Recently I read a column in the New York Times that really caught my eye. Speaking While Female, written by Sheryl Sandberg and Adam Grant, talked about why women “stay quiet” at work. It described how women are “interrupted or shot down before finishing their pitch,” usually by male colleagues, and as a result “women often decide that saying less is more.”
I believe there is an important truth in this article that we can all learn from. Social science research has shown that women and underrepresented minorities are perceived as having less social influence in the workplace and are less likely to get credit for their ideas. A researcher from Stanford’s Clayman Institute for Gender Research spoke about this at our recent division director’s diversity retreat and showed a cartoon that captured this phenomenon.
Berkeley Lab is home to several thousand leading scientists and engineers, and a talented operations team to support our research mission. This is some of the world’s most fertile ground for new ideas to flourish—not because of our many achievements over the years, but because of the people who are here today.
A vibrant scientific community requires vigorous exchange and debate of ideas. But we are not reaching our full potential because we aren’t good enough as managers and colleagues about listening to each other, or making sure that all ideas—particularly those put forward by female and minority voices—are heard.
I know this is true. It is evidenced in the data we have, in my personal experience at the Lab every day, and by what women and minorities around the Lab tell me. I read employee climate surveys that show we need to do better at including people; I see safety incident analyses that identify a fear or inability to speak up as contributing to accidents and near-misses, and participate in meetings where I observe a few men monopolizing the conversation to the detriment of science.
Berkeley Lab is a wonderful place to work, and people relocate from all around the country and the world to be part of this very elite team. But we could be doing more science—better science—and working more safely if we were a more inclusive community.
I am asking every person at Berkeley Lab to be a leader on this issue. Please read Speaking While Female and think about how you can contribute to a more inclusive workplace. If you are in a meeting, make sure that everyone is given the opportunity to speak—and give them time to finish their answer. If you have been shut out of workplace conversations in the past, please try again!

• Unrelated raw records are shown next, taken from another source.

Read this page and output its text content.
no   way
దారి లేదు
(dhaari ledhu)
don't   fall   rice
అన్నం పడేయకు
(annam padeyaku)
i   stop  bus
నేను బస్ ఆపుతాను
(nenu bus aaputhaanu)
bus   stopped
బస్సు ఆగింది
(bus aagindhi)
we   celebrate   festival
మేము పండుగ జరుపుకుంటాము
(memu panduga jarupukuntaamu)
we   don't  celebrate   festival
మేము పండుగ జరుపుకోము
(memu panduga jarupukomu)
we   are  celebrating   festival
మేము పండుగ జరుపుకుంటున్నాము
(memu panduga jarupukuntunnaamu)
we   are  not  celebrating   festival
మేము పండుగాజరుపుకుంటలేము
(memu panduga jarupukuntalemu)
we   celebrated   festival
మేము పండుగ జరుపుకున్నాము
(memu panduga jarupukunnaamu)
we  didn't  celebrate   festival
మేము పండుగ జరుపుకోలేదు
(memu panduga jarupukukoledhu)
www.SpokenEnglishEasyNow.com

If we work together to create opportunities for more inclusive discussion of ideas—Berkeley Lab is in the knowledge creation business after all—we will be far better at what we do and will enjoy a more exciting place to work.
Amy Ukena says
Today’s article in TABL brought me to this website and your article. No matter what folks may decide about the causes of non-participation/exclusion, I hope that this article of yours will bring about some worthwhile conversations directed at changing Lab culture.
Thank you for your leadership, Dr. Alivisatos.
Susan Celniker says
Another great article in the NY Times appeared in the Sunday Jan 16th Review Section titled “Why Some Teams Are Smarter Than Others”. It also emphasized the importance of diversity.
Amanda Krieger says
“It is time for parents to teach young people early on that in diversity there is beauty and there is strength.”
Maya, I am no so worried about young people. I believe they have gotten the message. I am concerned with my generation, the generation that holds many of keys at this moment in time. When I read these articles, like the NYT one, I also read the banter after. People almost invariably get involved in a political-philosophical debate. It ignores the very real and practical realities about gender, cultural, and vocational bias.
One can spend their energy on academic arguments about whether or not bias exists, or if they have it. But the fact is that we all do, and we only just have to recognize that and decide if we are going to make ourselves better people, if we are going to choose to do something about it.
At the Lab, we are in one of many privileged technical, financial, etc., fields, professionally and academically. We all have some power, to a lesser or greater extent, to effect some kind of change by our actions at work, or involvement in communities of our choice.
Thank you, Paul.
Soledad Antelada Toledano says
I just want to say thanks for this article.
We don’t need inclusion if we just stopped excluding.
So we need to identify existing exclusion mechanisms (which I find very hard) and remove them.
Deborah Rabuco says
I really appreciate that you have shared this message with the entire Lab. Thank you!
Richard Firestone says
Many years ago there was a study that showed that when a group of people solve a problem the most creative member of the group was usually the first one to come up with a solution, yet that person would be ignored. Later the most “intelligent” member of the group would suggest the same solution and it would be accepted by the group. I learned this in my Deviant Psychology class in college. This issue is more complicated that male/female/minority.
Deborah Rabuco says
This is true, being inclusive (or exclusive) goes beyond social, gender and racial differences.
Kurt Krueger says
I couldn’t agree with both Deborah & Richard more. The worst part is the response you’ll get when you ask someone to let you finish what you were trying to say.
So true. Everything is very complicated. Let’s still try and start with the obvious.
In a professional environment, especially in a scientific environment we have to try not judge by the gender or color of the shirt but by what the wether things make sense or are well argued.